3/30/2013 | Real Estate Blog

The former GlaxoSmithKline North American headquarters in Philadelphia will soon become the site of a new performing arts charter high school. DeMedici Corporation II, a non-profit organization connected with the Philadelphia Performing Arts Charter School has agreed to purchase the eight-story building for $29 million to establish the String Theory High School for the Arts and Sciences, the first charter high school in the city to focus on the performing arts. Liberty Property Trust is the current owner and operator of the building.

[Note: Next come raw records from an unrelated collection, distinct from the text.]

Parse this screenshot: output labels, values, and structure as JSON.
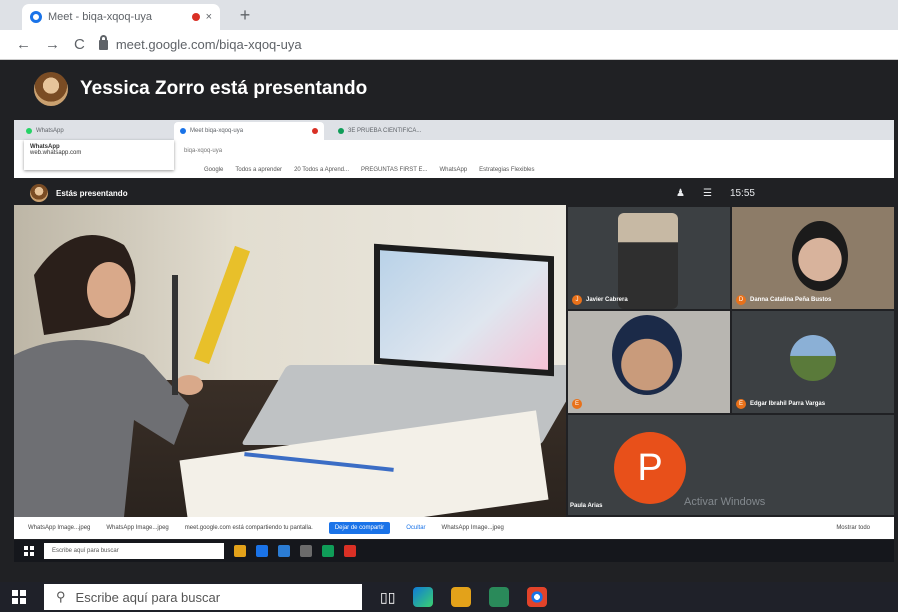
{
  "browser": {
    "tab_title": "Meet - biqa-xqoq-uya",
    "tab_close": "×",
    "new_tab": "+",
    "back": "←",
    "forward": "→",
    "reload": "C",
    "url": "meet.google.com/biqa-xqoq-uya"
  },
  "meet": {
    "presenter_text": "Yessica Zorro está presentando"
  },
  "shared_screen": {
    "tabs": [
      {
        "label": "WhatsApp"
      },
      {
        "label": "Meet biqa-xqoq-uya"
      },
      {
        "label": "3E PRUEBA CIENTIFICA..."
      }
    ],
    "tooltip_title": "WhatsApp",
    "tooltip_url": "web.whatsapp.com",
    "url": "biqa-xqoq-uya",
    "bookmarks": [
      "Google",
      "Todos a aprender",
      "20 Todos a Aprend...",
      "PREGUNTAS FIRST E...",
      "WhatsApp",
      "Estrategias Flexibles"
    ],
    "inner_presenting": "Estás presentando",
    "time": "15:55",
    "people": [
      {
        "name": "Javier Cabrera",
        "initial": "J"
      },
      {
        "name": "Danna Catalina Peña Bustos",
        "initial": "D"
      },
      {
        "name": "",
        "initial": "E"
      },
      {
        "name": "Edgar Ibrahil Parra Vargas",
        "initial": "E"
      },
      {
        "name": "Paula Arias",
        "initial": "P"
      }
    ],
    "p_avatar": "P",
    "activate_windows": "Activar Windows",
    "downloads": [
      "WhatsApp Image...jpeg",
      "WhatsApp Image...jpeg",
      "WhatsApp Image...jpeg"
    ],
    "share_notice": "meet.google.com está compartiendo tu pantalla.",
    "share_stop": "Dejar de compartir",
    "share_hide": "Ocultar",
    "show_all": "Mostrar todo",
    "inner_search": "Escribe aquí para buscar"
  },
  "taskbar": {
    "search_placeholder": "Escribe aquí para buscar"
  },
  "colors": {
    "meet_bg": "#202124",
    "accent": "#1a73e8",
    "record": "#d93025",
    "avatar_orange": "#e8501a"
  }
}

DeMedici will reportedly finance the development project with tax-exempt bonds from the Philadelphia Authority for Industrial Development. The charter high school is set to open this coming fall with 350 ninth graders and will add one grade each year until 1,400 ninth through 12th graders are enrolled for the 2016-17 school year.

The current plan calls for making upgrades of between $10 million and $12 million to the the 225,000-square-foot building for a theater, performing arts studios, science labs, television and motion-capture studios, and an automotive engineering lab

Sting Theory High, in addition to focusing on performing arts, will also focus on science and technology. Students will have the opportunity to choose from seven areas of study: vocal music; instrumental music; ballet, theater, television, and broadcast arts; foreign languages; digital design and communication arts; and innovations in science and technology.